From the pages of Andrew Gelman:

And classical multiple comparisons procedures—which select at an even higher threshold—make the type M problem worse still (even if these corrections solve other problems). This is one of the troubles with using multiple comparisons to attempt to adjust for spurious correlations in neuroscience. Whatever happens to exceed the threshold is almost certainly an overestimate.

I had never heard of Type M bias before I started following Andrew Gelman's blog. But now I think about it a lot when I do epidemiological studies. I have begun to think we need to have a two stage model: one study to establish an association followed by a replication study to estimate the effect size. I do know that novel associations I find often end up diluted after replication (not that I have that large of an N to work with).

The bigger question is whether the replication study should be bundled with the original effect estimate or if it makes more sense for a different group to look at the question in a separate paper. I like the latter more as it crowd-sources science. But it would be better if the original paper was not often in a far more prestigious journal than the replication study, as the replication study is the one that you would prefer to have the the default source for effect size estimation (and thus should be the easier and higher prestige one to find).

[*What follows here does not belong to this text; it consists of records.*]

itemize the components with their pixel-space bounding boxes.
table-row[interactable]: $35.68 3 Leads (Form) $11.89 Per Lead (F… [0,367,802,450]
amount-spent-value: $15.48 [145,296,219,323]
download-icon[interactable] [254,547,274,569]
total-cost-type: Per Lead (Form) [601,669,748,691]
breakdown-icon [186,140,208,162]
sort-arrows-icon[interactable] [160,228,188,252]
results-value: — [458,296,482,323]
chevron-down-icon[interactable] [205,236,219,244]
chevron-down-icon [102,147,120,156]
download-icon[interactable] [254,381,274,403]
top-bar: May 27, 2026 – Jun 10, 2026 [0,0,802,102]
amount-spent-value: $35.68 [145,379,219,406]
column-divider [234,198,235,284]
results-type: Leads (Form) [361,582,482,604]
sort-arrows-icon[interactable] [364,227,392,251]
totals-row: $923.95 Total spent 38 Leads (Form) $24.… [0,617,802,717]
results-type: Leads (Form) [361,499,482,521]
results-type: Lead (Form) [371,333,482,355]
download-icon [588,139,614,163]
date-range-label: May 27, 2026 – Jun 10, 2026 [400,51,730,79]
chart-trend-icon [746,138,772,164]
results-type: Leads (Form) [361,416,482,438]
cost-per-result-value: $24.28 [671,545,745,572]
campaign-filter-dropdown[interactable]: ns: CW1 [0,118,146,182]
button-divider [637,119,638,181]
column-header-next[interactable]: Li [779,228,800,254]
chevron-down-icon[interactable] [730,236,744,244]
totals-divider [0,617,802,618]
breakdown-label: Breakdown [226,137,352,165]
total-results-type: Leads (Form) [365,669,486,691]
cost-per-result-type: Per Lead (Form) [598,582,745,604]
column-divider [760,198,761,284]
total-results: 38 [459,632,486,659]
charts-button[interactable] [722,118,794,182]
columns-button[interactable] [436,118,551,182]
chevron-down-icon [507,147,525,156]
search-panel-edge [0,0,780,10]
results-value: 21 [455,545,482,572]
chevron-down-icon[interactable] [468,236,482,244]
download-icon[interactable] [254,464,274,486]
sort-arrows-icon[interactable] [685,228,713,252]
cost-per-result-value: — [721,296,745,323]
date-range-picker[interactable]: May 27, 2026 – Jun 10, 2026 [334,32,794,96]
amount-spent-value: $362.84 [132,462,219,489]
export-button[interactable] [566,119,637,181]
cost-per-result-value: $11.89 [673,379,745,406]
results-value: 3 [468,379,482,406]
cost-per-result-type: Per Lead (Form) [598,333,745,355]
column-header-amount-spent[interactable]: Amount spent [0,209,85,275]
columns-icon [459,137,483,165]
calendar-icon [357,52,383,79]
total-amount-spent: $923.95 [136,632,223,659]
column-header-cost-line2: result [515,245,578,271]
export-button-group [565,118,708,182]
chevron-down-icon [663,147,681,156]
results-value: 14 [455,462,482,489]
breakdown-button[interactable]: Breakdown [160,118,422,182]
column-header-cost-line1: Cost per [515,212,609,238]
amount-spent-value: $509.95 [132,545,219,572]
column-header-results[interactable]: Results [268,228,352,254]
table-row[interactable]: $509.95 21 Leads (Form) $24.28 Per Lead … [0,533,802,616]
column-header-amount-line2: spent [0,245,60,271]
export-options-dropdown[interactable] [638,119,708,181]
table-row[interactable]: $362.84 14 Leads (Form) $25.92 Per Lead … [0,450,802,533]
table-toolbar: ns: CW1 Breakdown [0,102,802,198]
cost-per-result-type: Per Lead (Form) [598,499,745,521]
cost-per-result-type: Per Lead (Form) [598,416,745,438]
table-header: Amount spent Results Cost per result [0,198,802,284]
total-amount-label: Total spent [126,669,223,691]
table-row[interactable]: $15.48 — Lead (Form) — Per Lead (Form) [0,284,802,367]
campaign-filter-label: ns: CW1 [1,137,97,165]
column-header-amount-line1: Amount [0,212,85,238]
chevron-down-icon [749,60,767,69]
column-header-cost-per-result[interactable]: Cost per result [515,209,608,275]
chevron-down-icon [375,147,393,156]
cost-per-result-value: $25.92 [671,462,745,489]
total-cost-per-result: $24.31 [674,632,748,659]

  1. There seems to be little or no incentive for true replication. While the original researchers want to find a large effect, those conducting the replication want a different finding. Otherwise, journals don't seem interested.

    The situation would improve if journals published replications on the basis of how well the original procedures were replicated, regardless of the findings. These replications could be published as very short research notes in the same journal as the original study.

  2. I like the research notes idea. The result of a large and unexpected association showing up would be a strong incentive to publish the follow-up study.

  3. But importantly, these short replications would need to be evaluated by how well they replicate the procedures of the original study, not because the find different results.

    Because academics like to publish, journals should publish short replications, judged only on how well they replicate the procedures of the original study. This offers an incentive to do good replications without suffering from publication bias. It would also give the original researchers some incentive to get things right the first time.